Шурке понравилось его сооружение. Он горделиво похаживал вдоль траншеи, кое-где подкапывал лопатой, кое-где снимал с бруствера землю. Таюнэ неотступно следовала за ним, и лицо ее было переполнено восторгом от того, что она видит.

- Ну как, нравится тебе эта петрушка? - спросил ее Шурка, оглядывая дело рук своих.

- Много нравился! - ответила Таюнэ и спросила: - Василя теперь солата находил будет?

- Подожди, не такое это легкое дело - золото найти, - серьезно ответил Шурка. - Не сразу Москва строилась.

- Василя новый яма делать нада? - догадалась она.

- Точно, - подтвердил Шурка. - Прокопаем еще пару отводов, потом посмотрим.

Но больше никаких отводов рыть он не стал, а нашел себе новое занятие - стал вырубать береговой тальник. По его мнению, работа с топором тоже неплохо нагоняла мускулы. За несколько дней он выкорчевал столько кустов, что Таюнэ едва успевала очищать от листьев ветки и сносить их в сараишко.

- Много дрова будет, много печка теплый будет! - улыбаясь, говорила она. - Василя много дрова делала!

- То-то же, - отвечал Шурка, довольный ее похвалой. И сам хвалился: - С такой силой, как сейчас у меня, сопку можно с места сдвинуть.

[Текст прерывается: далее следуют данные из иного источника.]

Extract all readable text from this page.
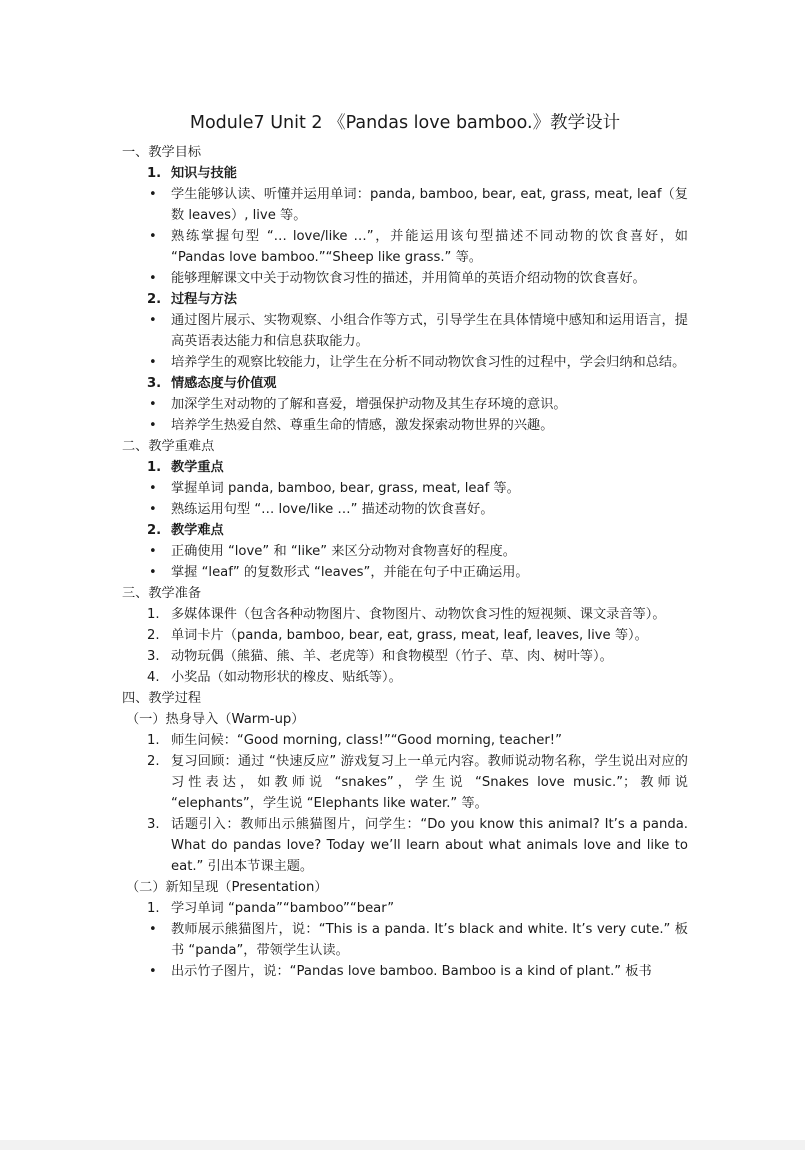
Module7 Unit 2 《Pandas love bamboo.》教学设计
一、教学目标
1. 知识与技能
• 学生能够认读、听懂并运用单词：panda, bamboo, bear, eat, grass, meat, leaf（复数 leaves）, live 等。
• 熟练掌握句型 “… love/like …”，并能运用该句型描述不同动物的饮食喜好，如 “Pandas love bamboo.”“Sheep like grass.” 等。
• 能够理解课文中关于动物饮食习性的描述，并用简单的英语介绍动物的饮食喜好。
2. 过程与方法
• 通过图片展示、实物观察、小组合作等方式，引导学生在具体情境中感知和运用语言，提高英语表达能力和信息获取能力。
• 培养学生的观察比较能力，让学生在分析不同动物饮食习性的过程中，学会归纳和总结。
3. 情感态度与价值观
• 加深学生对动物的了解和喜爱，增强保护动物及其生存环境的意识。
• 培养学生热爱自然、尊重生命的情感，激发探索动物世界的兴趣。
二、教学重难点
1. 教学重点
• 掌握单词 panda, bamboo, bear, grass, meat, leaf 等。
• 熟练运用句型 “… love/like …” 描述动物的饮食喜好。
2. 教学难点
• 正确使用 “love” 和 “like” 来区分动物对食物喜好的程度。
• 掌握 “leaf” 的复数形式 “leaves”，并能在句子中正确运用。
三、教学准备
1. 多媒体课件（包含各种动物图片、食物图片、动物饮食习性的短视频、课文录音等）。
2. 单词卡片（panda, bamboo, bear, eat, grass, meat, leaf, leaves, live 等）。
3. 动物玩偶（熊猫、熊、羊、老虎等）和食物模型（竹子、草、肉、树叶等）。
4. 小奖品（如动物形状的橡皮、贴纸等）。
四、教学过程
（一）热身导入（Warm-up）
1. 师生问候：“Good morning, class!”“Good morning, teacher!”
2. 复习回顾：通过 “快速反应” 游戏复习上一单元内容。教师说动物名称，学生说出对应的习性表达，如教师说 “snakes”，学生说 “Snakes love music.”；教师说 “elephants”，学生说 “Elephants like water.” 等。
3. 话题引入：教师出示熊猫图片，问学生：“Do you know this animal? It’s a panda. What do pandas love? Today we’ll learn about what animals love and like to eat.” 引出本节课主题。
（二）新知呈现（Presentation）
1. 学习单词 “panda”“bamboo”“bear”
• 教师展示熊猫图片，说：“This is a panda. It’s black and white. It’s very cute.” 板书 “panda”，带领学生认读。
• 出示竹子图片，说：“Pandas love bamboo. Bamboo is a kind of plant.” 板书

Однажды, возвращаясь в избушку, Шурка заметил странный цветок, росший на голом песке у воды. Он выдернул его с корешком. На венчике густыми рядками сидели мелкие разноцветные лепестки - красный, черный, желтый; опять - красный, черный, желтый… В тундре росло множество диковинных цветов, но такого он никогда не видел.

Шурка машинально понюхал его и снова удивился. Северные цветы не пахнут, а от этого исходил сочный аромат, напоминающий запах цветущей липы.

"Вот тебе и не пахнут!" - подумал Шурка.

Он пошел по берегу, решив нарвать таких цветов и показать Таюнэ. Но их больше не попадалось. Шурка вернулся назад и, пройдя то место, где нашел цветок, снова увидел на песке разноцветный венчик на коротком толстом стебельке. Побродив около часа, он набрал небольшой букетик. Всю дорогу до избушки разглядывал странные цветы и нюхал их.

Таюнэ он нашел за сараишком. Устроившись на куче хвороста, она смазывала нерпичьим жиром капканы, готовила их к зимней охоте.

- Смотри, что я тебе принес. На, держи, - сказал Шурка, торжественно вручая ей букетик.

Таюнэ недоуменно поглядела на цветы, на Шурку, не зная, зачем ей нужно брать их. Шурке же показалось, что она смутилась, тронутая его вниманием. Ему и самому стало как-то неловко.

- Бери, бери, - сказал он, подавая ей цветы. - Ну что, красивые?

- Нет красиво, - сказала Таюнэ, положив букетик на хворост. - Большая цветок красиво, такая нет.

- Да ты понюхай, они же пахнут, - возразил Шурка и поднес букетик к лицу Таюнэ. - Чувствуешь, как липой пахнет?

Таюнэ поморщилась, брезгливо отвела от себя Шуркину руку.

- Нет красиво, - повторила она. - Большая цветок красиво.

- Ни черта ты не чувствуешь! - с досадой сказал Шурка и, зашвырнув букетик за сараишко, пошел к реке умываться.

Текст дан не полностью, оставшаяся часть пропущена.